Optimizing the Use of Leverage

With a diversified approach, an investor may also optimize the use of leverage with some simple strategizing. With the current limitation of ten conventional loans, an investor can plan to use financing on the more expensive properties in the portfolio to maximize longterm borrowing capacity.

Leverage amplifies both appreciation and to a lesser extent cash returns. However, it is a mistake to focus on the effect of leverage only on a particular property because at the end of the day, the portfolio will perform as an aggregate.
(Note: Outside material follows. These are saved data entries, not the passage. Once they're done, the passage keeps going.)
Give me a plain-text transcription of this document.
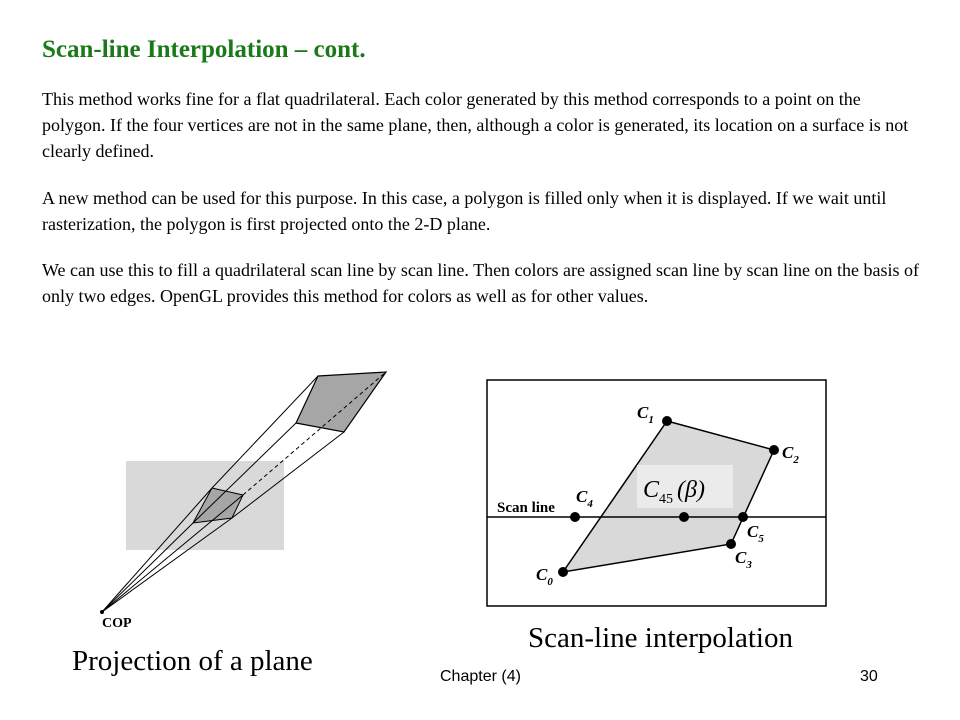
Scan-line Interpolation – cont.
This method works fine for a flat quadrilateral. Each color generated by this method corresponds to a point on the polygon. If the four vertices are not in the same plane, then, although a color is generated, its location on a surface is not clearly defined.
A new method can be used for this purpose. In this case, a polygon is filled only when it is displayed. If we wait until rasterization, the polygon is first projected onto the 2-D plane.
We can use this to fill a quadrilateral scan line by scan line. Then colors are assigned scan line by scan line on the basis of only two edges. OpenGL provides this method for colors as well as for other values.
COP
Scan line
$C_1$
$C_2$
$C_3$
$C_0$
$C_4$
$C_5$
$C_{45}$ (β)
Projection of a plane
Scan-line interpolation
Chapter (4)	30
The cash flow from all of the properties will be used to service all of the debt used to finance the purchase of any of the properties.

Conclusion

A diversified portfolio of properties can provide an investor with steady cash flow and healthy equity growth over time, while maximizing the benefits of applying leverage to amplify results.

Of course, the most important diversification step a savvy investor makes occurs at the first purchase of real property. As BiggerPockets readers well know, a real asset that generates income is a terrific hedge against inflation and almost completely uncorrelated to the volatile stock market.
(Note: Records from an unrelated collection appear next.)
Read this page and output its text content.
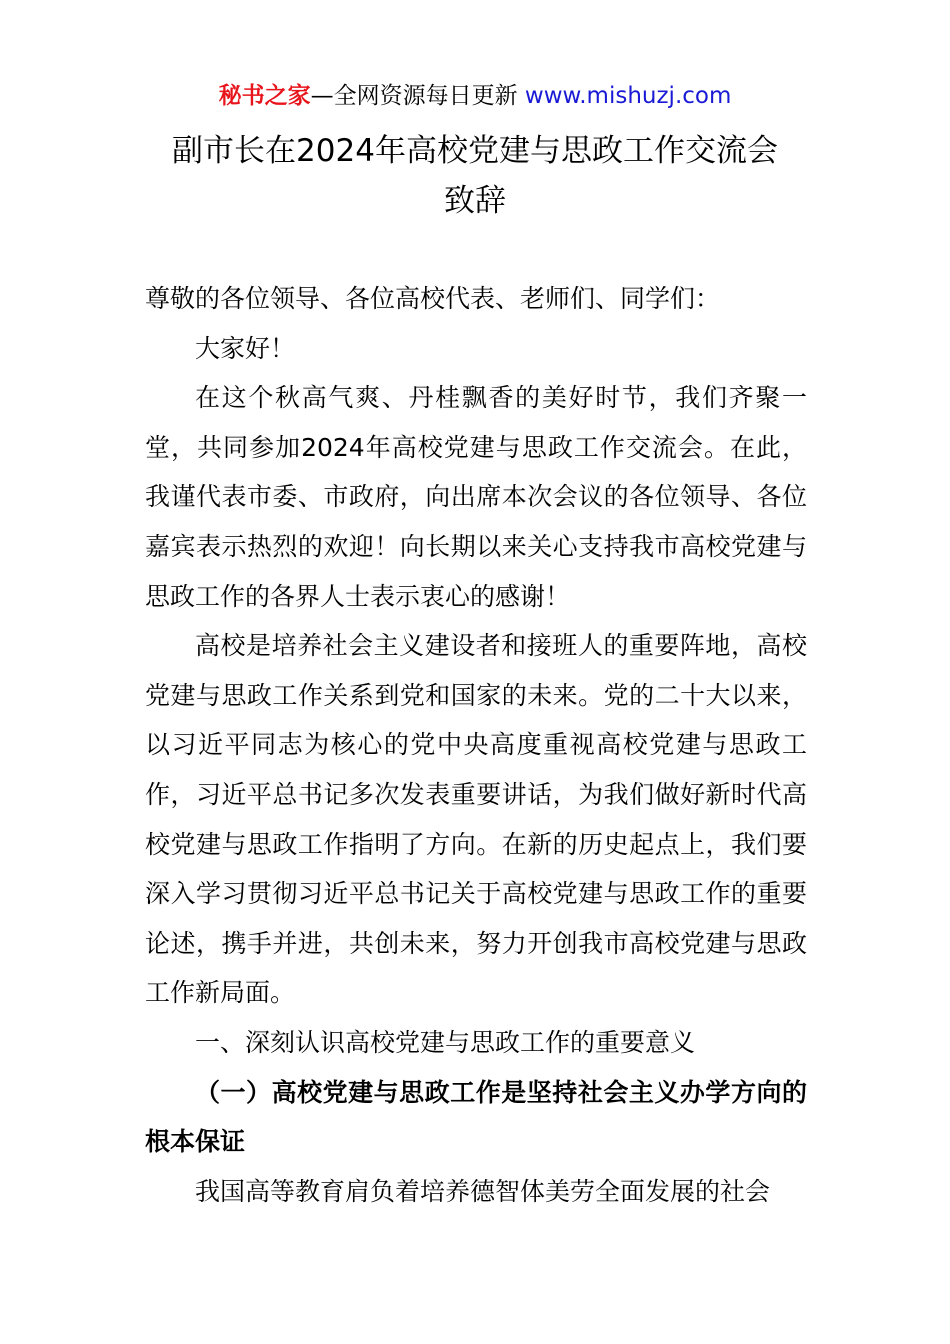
秘书之家—全网资源每日更新 www.mishuzj.com
副市长在2024年高校党建与思政工作交流会
致辞

尊敬的各位领导、各位高校代表、老师们、同学们：

大家好！

在这个秋高气爽、丹桂飘香的美好时节，我们齐聚一堂，共同参加2024年高校党建与思政工作交流会。在此，我谨代表市委、市政府，向出席本次会议的各位领导、各位嘉宾表示热烈的欢迎！向长期以来关心支持我市高校党建与思政工作的各界人士表示衷心的感谢！

高校是培养社会主义建设者和接班人的重要阵地，高校党建与思政工作关系到党和国家的未来。党的二十大以来，以习近平同志为核心的党中央高度重视高校党建与思政工作，习近平总书记多次发表重要讲话，为我们做好新时代高校党建与思政工作指明了方向。在新的历史起点上，我们要深入学习贯彻习近平总书记关于高校党建与思政工作的重要论述，携手并进，共创未来，努力开创我市高校党建与思政工作新局面。

一、深刻认识高校党建与思政工作的重要意义

（一）高校党建与思政工作是坚持社会主义办学方向的根本保证

我国高等教育肩负着培养德智体美劳全面发展的社会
Do you think real estate is necessary for a fully optimized investment portfolio?

Leave me a comment below!

About Author

Ken Corsini

Ken Corsini G+ is the host of the Deal Farm Podcast (on iTunes) and has 10 years of full-time real estate investing experience. His company, Georgia Residential Partners buys and sells an average of 100 deals per year and has helped hundreds of investors around the country make great investments in the Atlanta market. Ken has a business degree from the University of Georgia and a Master Degree in Building Construction from Georgia Tech. He currently resides in Woodstock, Georgia with his wife and 3 children.

6 Comments

  1. Having a mixed bag portfolio is absolutely a necessity for the value investor. And what better way to achieve the much needed financial freedom by adding Real Estate to the portfolio. As a stockbroker in Accra – Ghana, the field of Real Estate never occured to me as an option for my clients who would sell out and be looking for the next best place to invest their money until an indiividual client based in the US brought that to my attention. Now I am jumping ship to get into RE aside my investments in the stock market.

  2. Unfortunately, I have to disagree with the recommendation of di-worse-ification. Warren Buffet said it best. “Do not diversify. Instead, focus.”

    Sorry, I’m paraphrasing there.

    If you’re going to invest in real estate, my favorite investment, simply focus. Pick commercial, single family, or multi-family and become great at it.

    Keep your ear to the ground and learn to identify trigger signals in the market.

    REIT’s are also lousy investments. There is no control, cash-flow, or tax advantages.

    I do agree with Ken that “a real asset that generates income is a terrific hedge against inflation and almost completely uncorrelated to the volatile stock market.”

    Gotta love it!

  3. Great post Ken. When people ask me how many rentals should one own, I tell them no less than 4 for safety. Like stocks that pay dividends, you want a good cash flow coming in every month.

    I think medium quality homes are the best value. Reason: low inexpensive one means a lot of repairs and turnovers. Where as high value homes renters stay longer but repairs are a lot more expensive as I have found out.

    Diversifying in stocks to me means you don’t have a clue what to invest in, in real estate it’s a necessity. With real estate I have 100% control over what and how much I make, no correction here!